An interview with Nobel Prize-winning cancer immunologist Jim Allison
Some call it "The Academy Awards Washington," the day when accomplishments are honored not in film, but in the sciences. Earlier this month, the 2018 Nobel Prize winners came to Washington, D.C. to discuss the work that earned them their field's highest honor.
Among the American winners was Jim Allison, the MD Anderson Cancer Center immunologist best known for his research in cancer immunotherapy. Allison investigated the role played by CTLA-4 in inhibiting the immune response to cancer. He shares this year's Nobel Prize for Medicine with Tasuko Honjo of Japan, who researched the importance of PD-1.
Their findings underpinned translational research that led to the development and approval of the checkpoint inhibitors currently reshaping oncology.
After a symposium held at the Swedish Embassy in D.C, Allison spoke with BioPharma Dive about his work and what challenges lie ahead for immunotherapy.
The following interview has been lightly edited and condensed for clarity.
BIOPHARMA DIVE: Should immunotherapy be offered in combination with other treatments?
JIM ALLISON: Absolutely. When we were first working on it in early animal models, some cancers just melted away but others wouldn't. That was frustrating, so we just started adding stuff. Radiation was good, chemotherapy and vaccines: Almost anything that gets tumor antigens going. We want to kill enough to activate the immune system. We use chemo and radiation to help us vaccinate, not to cure the disease.

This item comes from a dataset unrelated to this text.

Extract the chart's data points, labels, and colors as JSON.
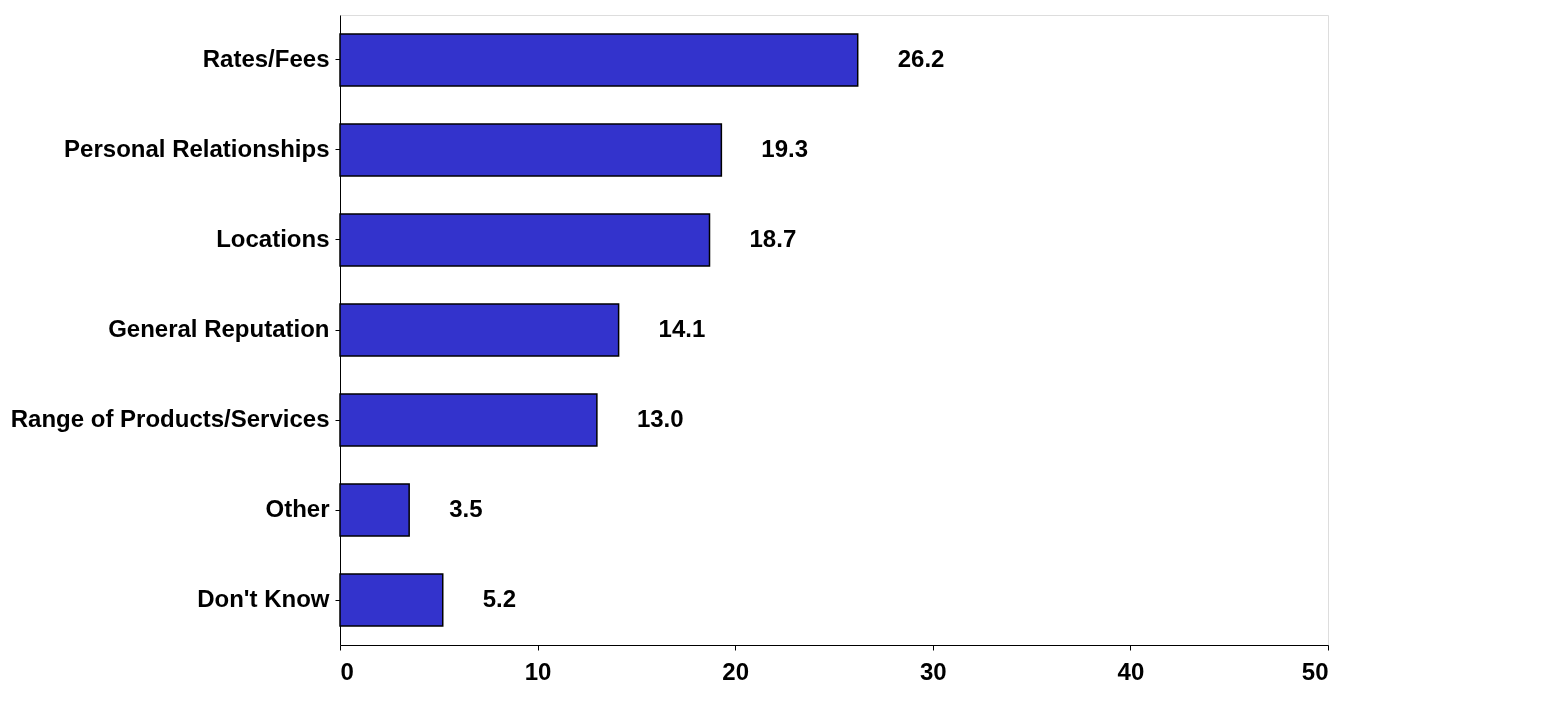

What research is being done on late-onset side effects of immunotherapy? Some patients report severe chills, for example.
ALLISON: The bottom line is that for about one third of patients there aren't any that amount to anything. For the rest, there are. People say the effects are auto-immune, but I think they are generally not, they are inflammatory reactions, types of "-itises": colitis, uveitis, hepatitis — it's inflammation run amok.
They can be treated with immunosuppressants given for the short term for symptomatic relief; you wean them off the drugs, and [the symptoms] may never come back. Other people develop arthritis and even diabetes, but it is pretty rare. There are some serious ones, but there's quite a bit of research going on. I had one woman come up to me after a lecture recently — she had pancreatic cancer — and say, 'I don't know whether to kiss you or kick you in the balls.'
Do you have any idea when there could be some promising results for pancreatic cancer?
ALLISON: I would hate to promise. They are working on it very hard. Pancreatic cancer has a lot of macrophages in it, more than T cells, so they could be immunosuppressants. The trick there is to find the right combinations of things to get rid of or change. It's going to take combinations of things, for sure. Pancreatic cancer is a hard one.
Are there promising mechanisms for immunotherapy outside of PD-1 and CTLA-4 inhibition?
ALLISON: There are some more checkpoints, but I think those are the two biggies. Having said that, in melanoma right now, we are up to a 60% [response rate], which is pretty good. Why not 100%? Assuming they don't add toxicity, we may be able to add a third or fourth or fifth, maybe going up to half a dozen drugs. It all depends on the toxicity. And I think at this point, it's going to become individualized.
For example, some of the additional molecules that we've found are in prostate cancer but not melanoma. We are going to start tailoring down the road.
What do see as the ideal balance of power between pharmaceutical companies and independent cancer research?
ALLISON: Both are indispensable. To give you an example from my own work, I started working on T cells in 1982, and I told myself, "I bet this is going to be a great way to treat cancer."
No drug company would have done that. I had to figure out how to get it to work. Translational science is important, but they aren't going to come read the tea leaves. That's what the academic science is for. We don't have to jump around all the time chasing fads.